Another thought. A patient can be kept in a hospital, even overnight, for 'observation', and technically not be 'admitted'. The person filling out the coding at the hospital end could mistakenly code it as an admission, when technically, it was not.
That is what I believe happene.
 
I was alone. I called an ambulance and they got me to hospital quite fast.

“A diagnosis of acute ischemic stroke no longer necessarily indicates a need for inpatient care”.

These are the keys here - it might not necessarily require an overnight stay, but it very likely does require someone to keep an eye on you for a bit of time. The doctor's call not to send you home alone was completely reasonable!

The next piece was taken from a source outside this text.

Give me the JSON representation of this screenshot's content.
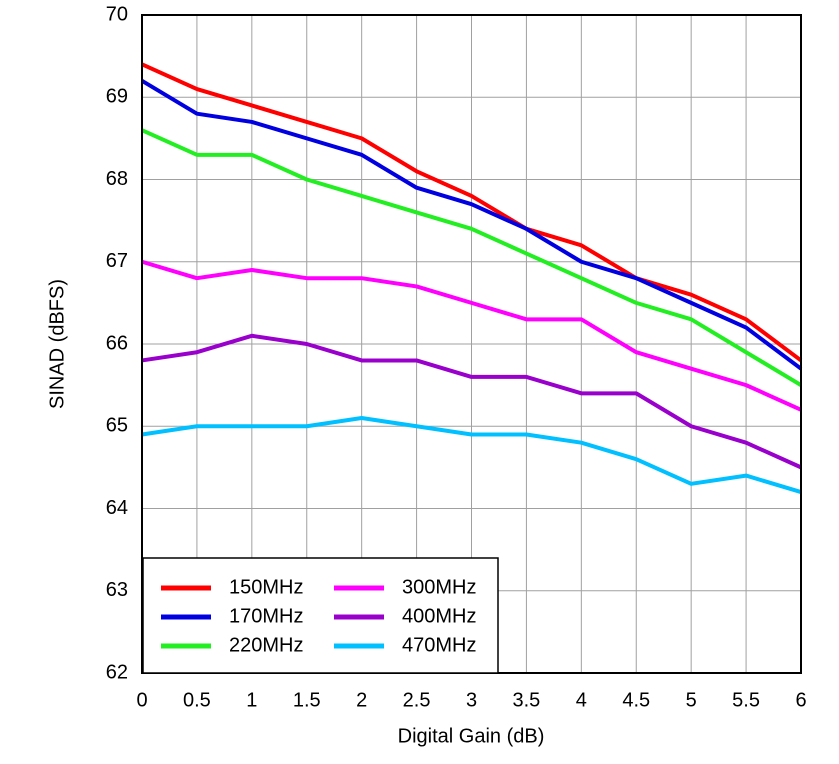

I agree that the hospital might handle it themselves, but if you do get a bill, fill out the forms for an appeal. - To that end, keep every piece of paper they sent you home with.

I expect it would also be good to write down any doctor's and nurse's names that you remember taking care of you, in case the insurance has questions for them. (The hospital can check records, but it might be faster if you already know.)

Glad you are OK!
 
Also keep in mind the surprise medical bills act, while it's primarily aimed at out of network charges for in network facilities it's also about giving you the patient the good faith estimate of charges so that you are better informed.

One would think if a guideline says it's no longer necessary for inpatient care that the hospital is duty bound to notify you of this. You'd also want to know if by the guidelines of the insurance company and the hospital if your stay qualifies as inpatient care with or without full admission as I could see them saying you were under observation (if they leaned towards that in the end) but then still considered it inpatient care. Not all hospitals use the same definition. Some may consider inpatient by the very fact that you received overnight care.

I'd wait to get the actual bill to go over the full details of what it is though but keep all the documentation. Some things may also come crossed in the mail too.